Why Sponsor Oils? | blog | oilshell.org

The Five Meanings of #. And What Does ${####} Mean?

2016-10-28 (Last updated 2019-02-06)

This is one of several blog entries that dive into the minutiae of the shell language. But let me explain the bigger picture first.

Table of Contents
Syntax and Semantics Should Correspond
An Operator, Variable Name, or a String?
Conclusion

Syntax and Semantics Should Correspond

When I worked on dev tools at Google, I was surprised one day to hear Guido van Rossum being dismissive of Lisp. He said something like, I believe in syntax — meaning that Lisp is a language with little syntax, and this is unpalatable to him as a programmer.

I found this odd, since I was sold on the beauty of Lisp. But in the many years since, I've come to agree that syntax matters. It helps you produce good programs.

(You could also say that, empirically, "meaningful" syntax matters more than homoiconicity.)

Good syntax can shunt some of the cognitive load of programming onto a different part of your brain. But this requires at least a rough correspondence between syntax and semantics. In other words, constructs with wildly different meanings should not share the same the syntax (e.g. static in C and C++).

In Lisp, everything looks the same, so syntax provides you with few hints about the semantics. Clojure took a step toward addressing this by introducing meaning for [] and {}.

The Unix shell is the opposite: everything looks different. It's baroque rather than plain, using operators like ## and %% for what would just be functions in other languages.

These two extremes share the same problem: your brain has to work harder to make sense of the program.

An Operator, Variable Name, or a String?

Now let's dive into the example of the # character.

Inside ${}, it can mean one of five things:

  1. A prefix operator: length of a string or array
  2. A variable: the number of args to a script or function
  3. A binary operator #: strip the minimum length glob prefix from a variable
  4. The second character of the binary operator ##: strip the maximal length glob prefix
  5. A literal string (which doesn't have to be quoted)

Now consider the expressions ${##}, ${##'#'}, and ${####}. The first uses meanings 1 and 2; the second uses meanings 2 and 3, while the third uses meanings 2, 4, and 5. Is that clear?

Here are some code snippets to illustrate this.
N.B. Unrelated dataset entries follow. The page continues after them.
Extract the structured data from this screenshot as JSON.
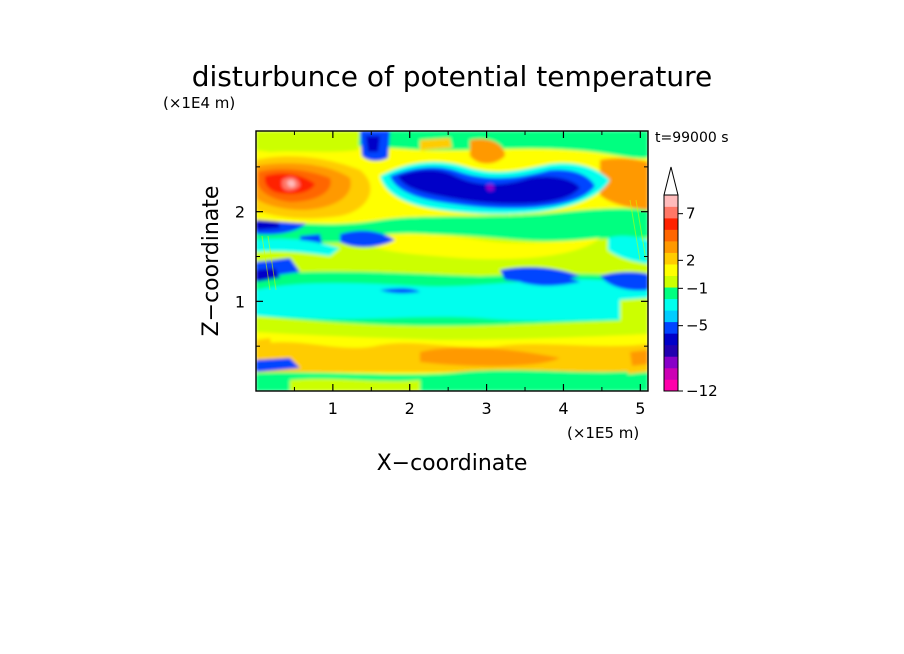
{
  "chart_data": {
    "type": "heatmap",
    "title": "disturbunce of potential temperature",
    "time_label": "t=99000 s",
    "xlabel": "X−coordinate",
    "ylabel": "Z−coordinate",
    "x_unit": "(×1E5 m)",
    "y_unit": "(×1E4 m)",
    "xlim": [
      0,
      5.1
    ],
    "ylim": [
      0,
      2.9
    ],
    "x_ticks": [
      1,
      2,
      3,
      4,
      5
    ],
    "y_ticks": [
      1,
      2
    ],
    "x_tick_labels": [
      "1",
      "2",
      "3",
      "4",
      "5"
    ],
    "y_tick_labels": [
      "1",
      "2"
    ],
    "colorbar": {
      "levels": [
        -12,
        -11,
        -10,
        -9,
        -8,
        -7,
        -6,
        -5,
        -4,
        -3,
        -2,
        -1,
        0,
        1,
        2,
        3,
        4,
        5,
        6,
        7,
        8,
        9
      ],
      "tick_values": [
        -12,
        -5,
        -1,
        2,
        7
      ],
      "tick_labels": [
        "−12",
        "−5",
        "−1",
        "2",
        "7"
      ],
      "colors": [
        "#ff00aa",
        "#cc00b4",
        "#8800c8",
        "#2200b0",
        "#0000c8",
        "#0044ff",
        "#00ccff",
        "#00ffee",
        "#00ff80",
        "#ccff00",
        "#ffff00",
        "#ffcc00",
        "#ff9900",
        "#ff6600",
        "#ff2200",
        "#ff7766",
        "#ffbbbb"
      ],
      "extend": "max"
    },
    "field_description": [
      {
        "x_range": [
          0,
          5.1
        ],
        "z_range": [
          0,
          0.4
        ],
        "value_range": [
          1,
          3
        ]
      },
      {
        "x_range": [
          0,
          5.1
        ],
        "z_range": [
          0.6,
          0.8
        ],
        "value_range": [
          0,
          1
        ]
      },
      {
        "x_range": [
          0,
          5.1
        ],
        "z_range": [
          0.8,
          1.1
        ],
        "value_range": [
          -3,
          -1
        ]
      },
      {
        "x_range": [
          0,
          5.1
        ],
        "z_range": [
          1.4,
          1.9
        ],
        "value_range": [
          1,
          3
        ]
      },
      {
        "x_range": [
          1.5,
          3.5
        ],
        "z_range": [
          2.2,
          2.5
        ],
        "value_range": [
          -6,
          -4
        ]
      },
      {
        "x_range": [
          0,
          1.2
        ],
        "z_range": [
          2.2,
          2.6
        ],
        "value_range": [
          4,
          8
        ]
      }
    ]
  }
}
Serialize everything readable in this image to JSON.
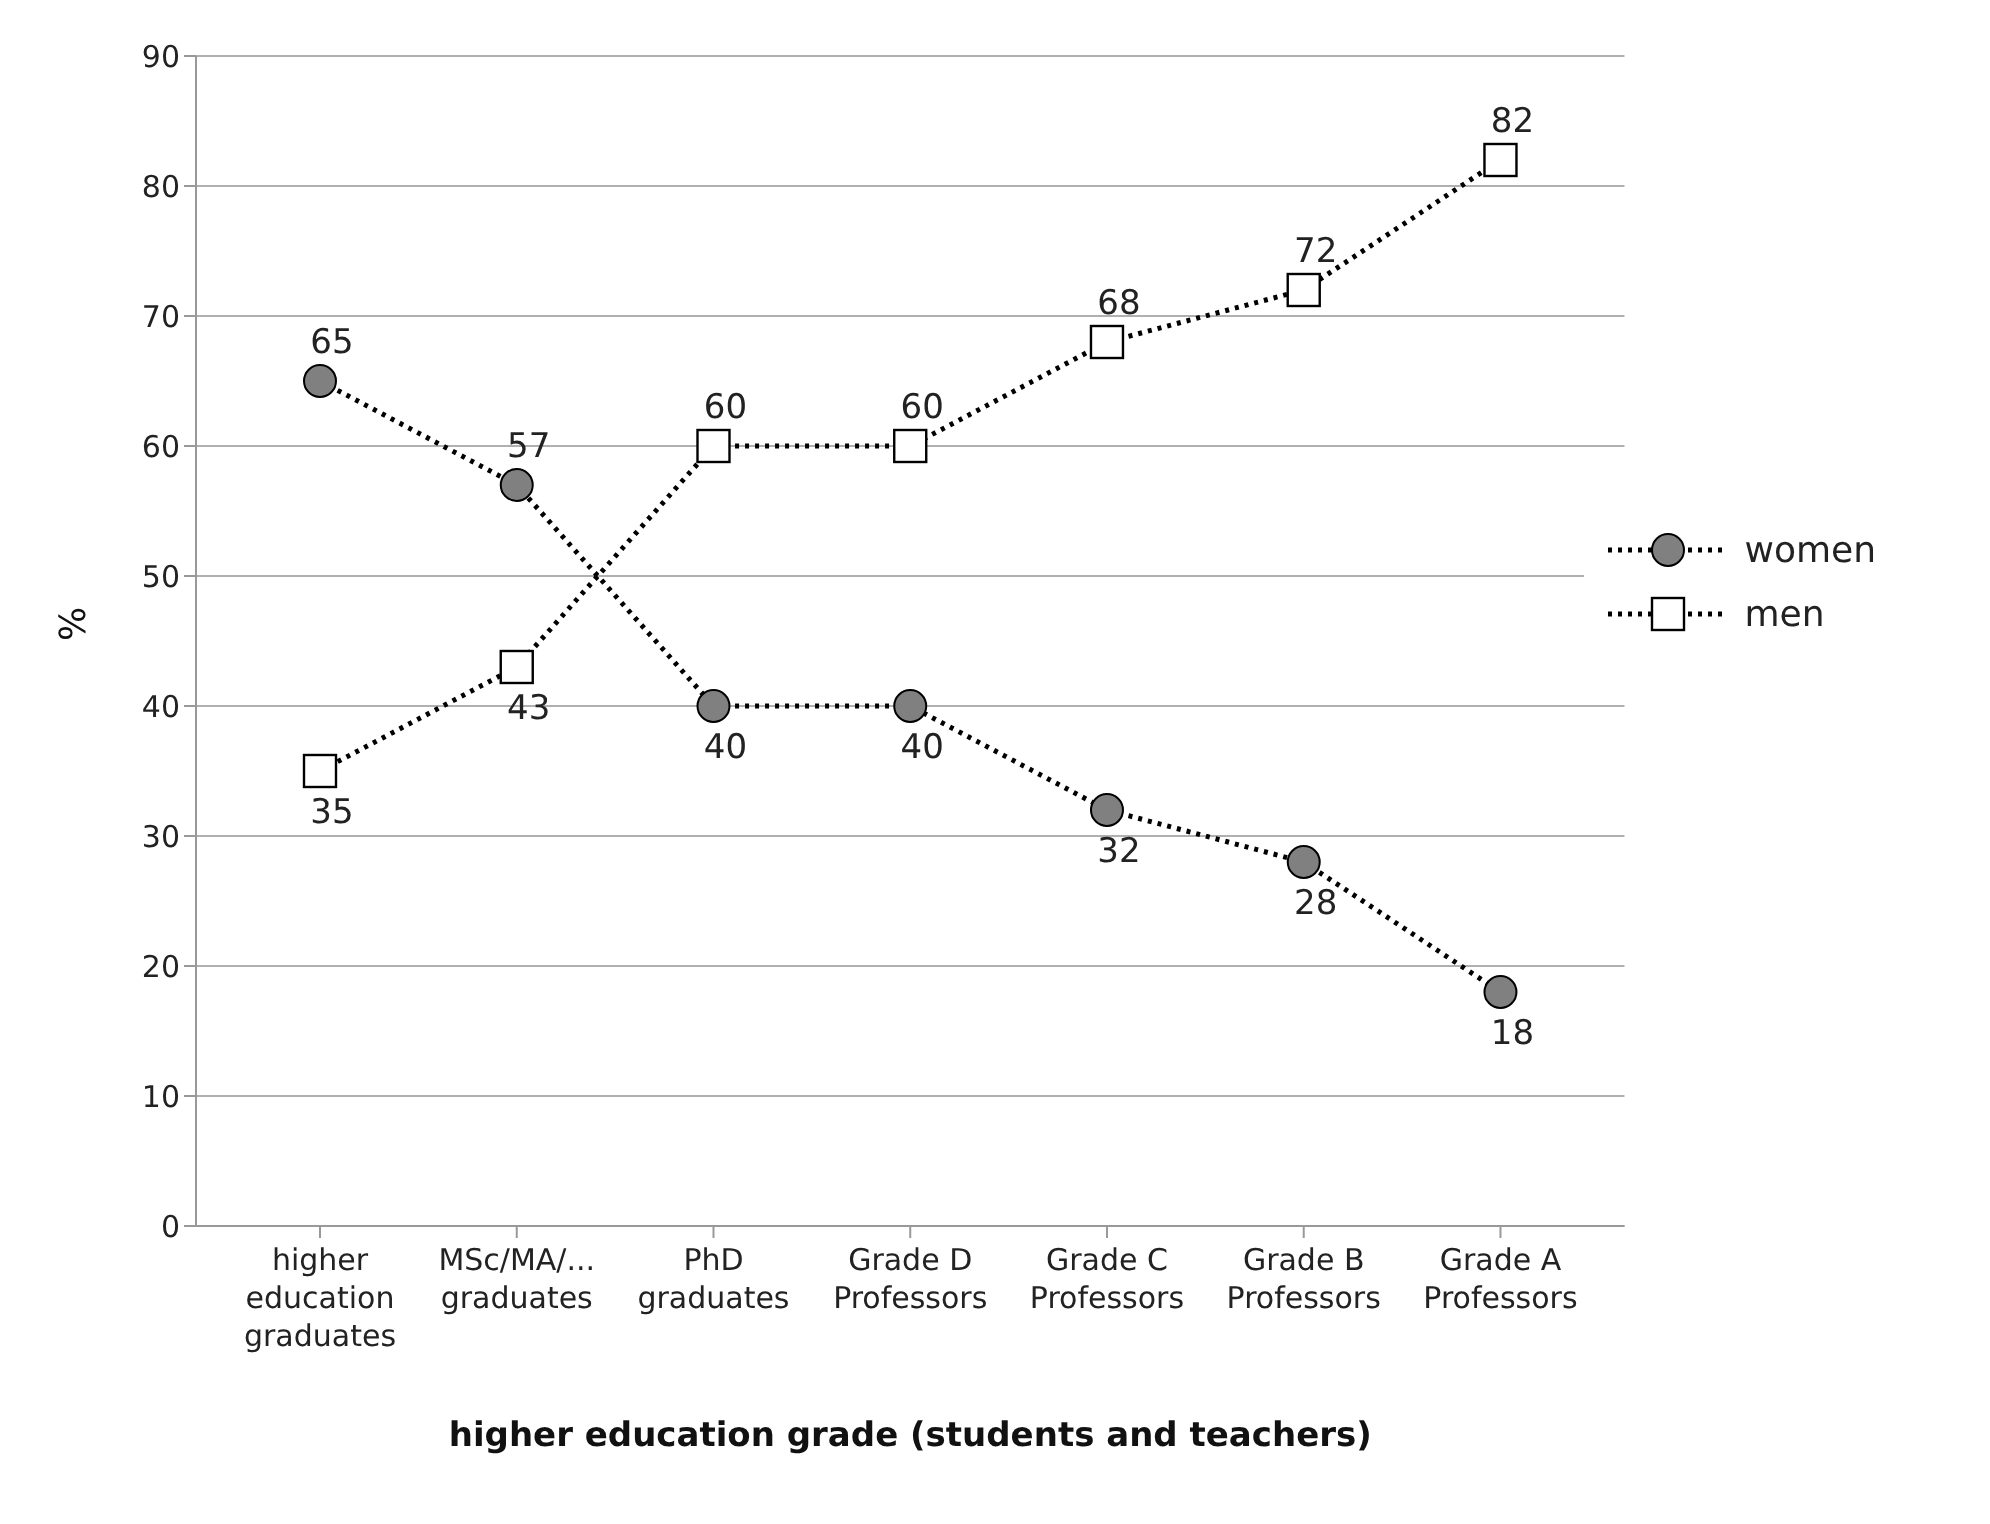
{
  "chart_data": {
    "type": "line",
    "xlabel": "higher education grade (students and teachers)",
    "ylabel": "%",
    "categories": [
      "higher education graduates",
      "MSc/MA/... graduates",
      "PhD graduates",
      "Grade D Professors",
      "Grade C Professors",
      "Grade B Professors",
      "Grade A Professors"
    ],
    "series": [
      {
        "name": "women",
        "color": "#808080",
        "marker": "circle",
        "values": [
          65,
          57,
          40,
          40,
          32,
          28,
          18
        ]
      },
      {
        "name": "men",
        "color": "#ffffff",
        "marker": "square",
        "values": [
          35,
          43,
          60,
          60,
          68,
          72,
          82
        ]
      }
    ],
    "ylim": [
      0,
      90
    ],
    "yticks": [
      0,
      10,
      20,
      30,
      40,
      50,
      60,
      70,
      80,
      90
    ],
    "grid": "y",
    "legend": "right",
    "line_style": "dotted",
    "data_labels": true
  }
}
  1. ${#} means the same thing as $# -- the length of the arguments array.
$ set -- 1 2 3
> echo ${#}
3
  1. ${#var} is the length of a string variable, and ${#array[@]} is the length of an array.
$ var=ab
> echo ${#var}
2
$ array=(x y z)
> echo ${#array[@]}
3

These first two meanings are related, but unfortunately they compose with expressions like ${#@} and ${##}. For my taste, this too much punctuation.

  1. and 4. Here's how you strip the the shortest or longest match for a glob prefix:
$ foo=aabbcc
> echo ${foo#a*b}
> echo ${foo##a*b}
bcc
cc
  1. The # character can also be a literal string argument.
$ echo ${undef:-#}
#

Unfortunately it can be combined with the operators (meanings #3 and #4):

$ var='####'
> echo ${var###}
###

Because we only stripped one #, the operator must be ## and not # (meaning 4). What we want the # operator? Quoting works:

$ var='####'
> echo ${var#'##'}
##

You might have a headache at this point. Certainly I've already gotten sick of reading the syntax in this blog post :)

Let's invent a syntax to distinguish the 5 meanings:

  1. LengthOf: prefix operator
  2. $len -- the number of args to a script or function
  3. stripShortPrefix
  4. stripLongPrefix
  5. '#' -- a literal string

Using this syntax:

That is:

$ set -- $(seq 25)  # 25 args
$ echo ${#}
25
$ echo ${##}
2
$ echo ${##'#'}
25
$ echo ${####}
25

I find this unintuitive and arbitrary. Though bash, dash, mksh, and zsh all behave this way, it isn't hard to come up with related cases involving # that they disagree on.

This also this implies a more lookahead or backtracking than I implied in the last post, but let's leave that for another time.

Conclusion

I've shown an example where syntax doesn't match semantics in shell. The # token is overloaded for too many things inside ${}.

Never mind that it's used for yet another unrelated purpose inside the arithmetic language, e.g. $(( 16#ff ))!

I'll show more examples of cryptic shell syntax in upcoming posts. In the more distant future I'll show how the Oil language improves upon this state of affairs.